Generous campaign contributions kept both houses of Congress from blowing the whistle, even as one after another S&L became insolvent. Senator John McCain, now the Republicans' presidential nominee, was one of five senators accused of fronting for the notorious Charles Keating, head of American Continental and Lincoln Savings before it went under. The total cost to taxpayers: an estimated $300 billion.

The next government-orchestrated bailout offered a clear view of the risks engendered by the Wall Street feeding frenzy that has culminated in the current financial crisis.

The executives at Long-Term Capital Management hedge fund claimed to have discovered a foolproof computer model for betting on bond prices. Wealthy investors lined up to invest the $10 million minimum demanded by Long-Term Capital and doubled their money between 1994 and 1996.

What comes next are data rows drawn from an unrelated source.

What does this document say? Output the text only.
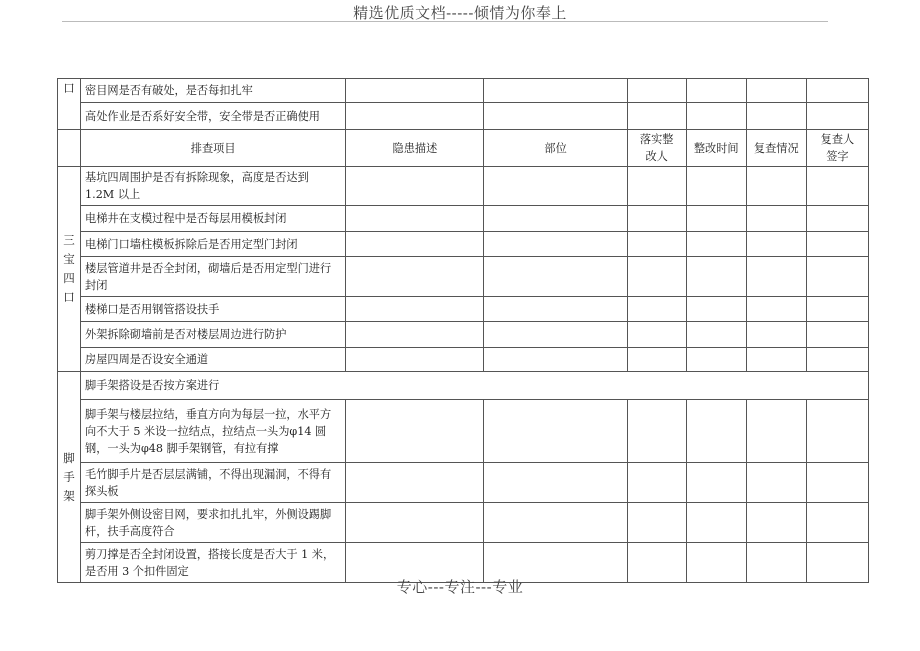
精选优质文档-----倾情为你奉上
口	密目网是否有破处，是否每扣扎牢						
	高处作业是否系好安全带，安全带是否正确使用						
	排查项目	隐患描述	部位	落实整改人	整改时间	复查情况	复查人签字
三宝四口	基坑四周围护是否有拆除现象，高度是否达到 1.2M 以上						
	电梯井在支模过程中是否每层用模板封闭						
	电梯门口墙柱模板拆除后是否用定型门封闭						
	楼层管道井是否全封闭，砌墙后是否用定型门进行封闭						
	楼梯口是否用钢管搭设扶手						
	外架拆除砌墙前是否对楼层周边进行防护						
	房屋四周是否设安全通道						
脚手架	脚手架搭设是否按方案进行						
	脚手架与楼层拉结，垂直方向为每层一拉，水平方向不大于 5 米设一拉结点，拉结点一头为φ14 圆钢，一头为φ48 脚手架钢管，有拉有撑						
	毛竹脚手片是否层层满铺，不得出现漏洞，不得有探头板						
	脚手架外侧设密目网，要求扣扎扎牢，外侧设踢脚杆，扶手高度符合						
	剪刀撑是否全封闭设置，搭接长度是否大于 1 米，是否用 3 个扣件固定						
专心---专注---专业
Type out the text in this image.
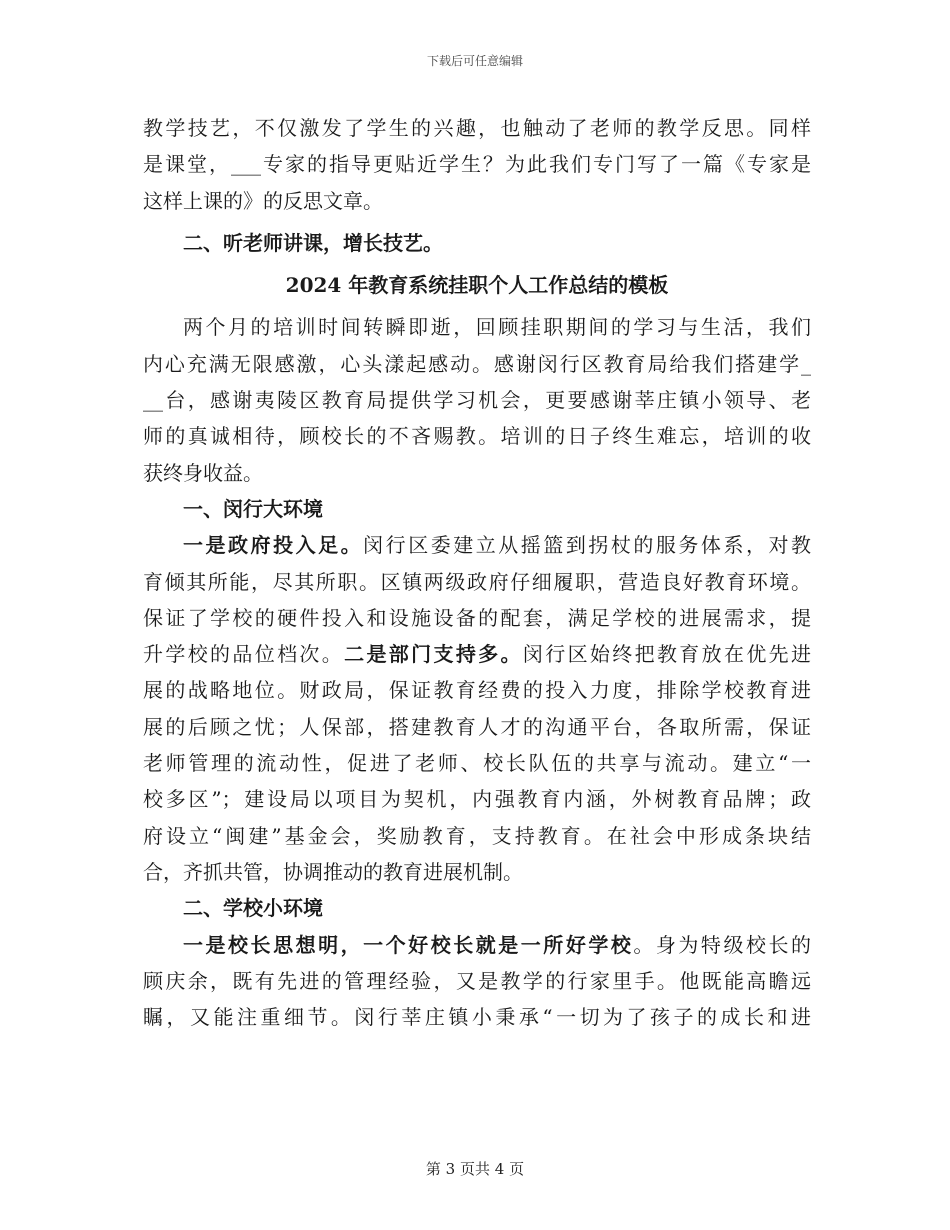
下载后可任意编辑
教学技艺，不仅激发了学生的兴趣，也触动了老师的教学反思。同样
是课堂，___专家的指导更贴近学生？为此我们专门写了一篇《专家是
这样上课的》的反思文章。
二、听老师讲课，增长技艺。
2024 年教育系统挂职个人工作总结的模板
两个月的培训时间转瞬即逝，回顾挂职期间的学习与生活，我们
内心充满无限感激，心头漾起感动。感谢闵行区教育局给我们搭建学_
__台，感谢夷陵区教育局提供学习机会，更要感谢莘庄镇小领导、老
师的真诚相待，顾校长的不吝赐教。培训的日子终生难忘，培训的收
获终身收益。
一、闵行大环境
一是政府投入足。闵行区委建立从摇篮到拐杖的服务体系，对教
育倾其所能，尽其所职。区镇两级政府仔细履职，营造良好教育环境。
保证了学校的硬件投入和设施设备的配套，满足学校的进展需求，提
升学校的品位档次。二是部门支持多。闵行区始终把教育放在优先进
展的战略地位。财政局，保证教育经费的投入力度，排除学校教育进
展的后顾之忧；人保部，搭建教育人才的沟通平台，各取所需，保证
老师管理的流动性，促进了老师、校长队伍的共享与流动。建立“一
校多区”；建设局以项目为契机，内强教育内涵，外树教育品牌；政
府设立“闽建”基金会，奖励教育，支持教育。在社会中形成条块结
合，齐抓共管，协调推动的教育进展机制。
二、学校小环境
一是校长思想明，一个好校长就是一所好学校。身为特级校长的
顾庆余，既有先进的管理经验，又是教学的行家里手。他既能高瞻远
瞩，又能注重细节。闵行莘庄镇小秉承“一切为了孩子的成长和进
第 3 页共 4 页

But the computer model was flawed. Between August 1 and September 21, 1998, 90% of Long-Term Capital's equity was wiped out. Then-Federal Reserve Chair Alan Greenspan stepped in, and the New York Federal Reserve orchestrated a $3.5 billion bailout.

In 2005, Congress passed a punitive personal bankruptcy law that remains in place today. Although the vast majority of personal bankruptcies are due to medical bills, job loss and divorce, Congress refused to make exceptions for active duty soldiers or Hurricane Katrina survivors.

Now, Congressional leaders have all embraced the current federal bailout, ensuring its success.

All that's left is the tweaking, which despite much huffing and puffing from Democrats, will provide no relief from rising gas, food, housing and health care costs crippling those who rely on their own labor to earn tangible income — while salvaging the extraordinary fortunes of those who have used fictional capital to bet on fleeting schemes with no material value.

Senator Barack Obama, the Democrats' presidential nominee, and McCain are both awash in Wall Street donations, and neither plans to oppose the federal rescue of these morally bankrupt firms now receiving a lifeline from the federal government.

A Zogby Interactive poll released on September 21 showed that 84% of voters believe that more investment banks and corporations will fail in the coming months; nearly two-thirds said they blame government entities, led by the White House, for causing the crisis.

Meanwhile, 58% of respondents said they have little or no confidence in government leaders to resolve the banking system's problems, while 83% of likely voters want those responsible for the crisis to be held criminally responsible.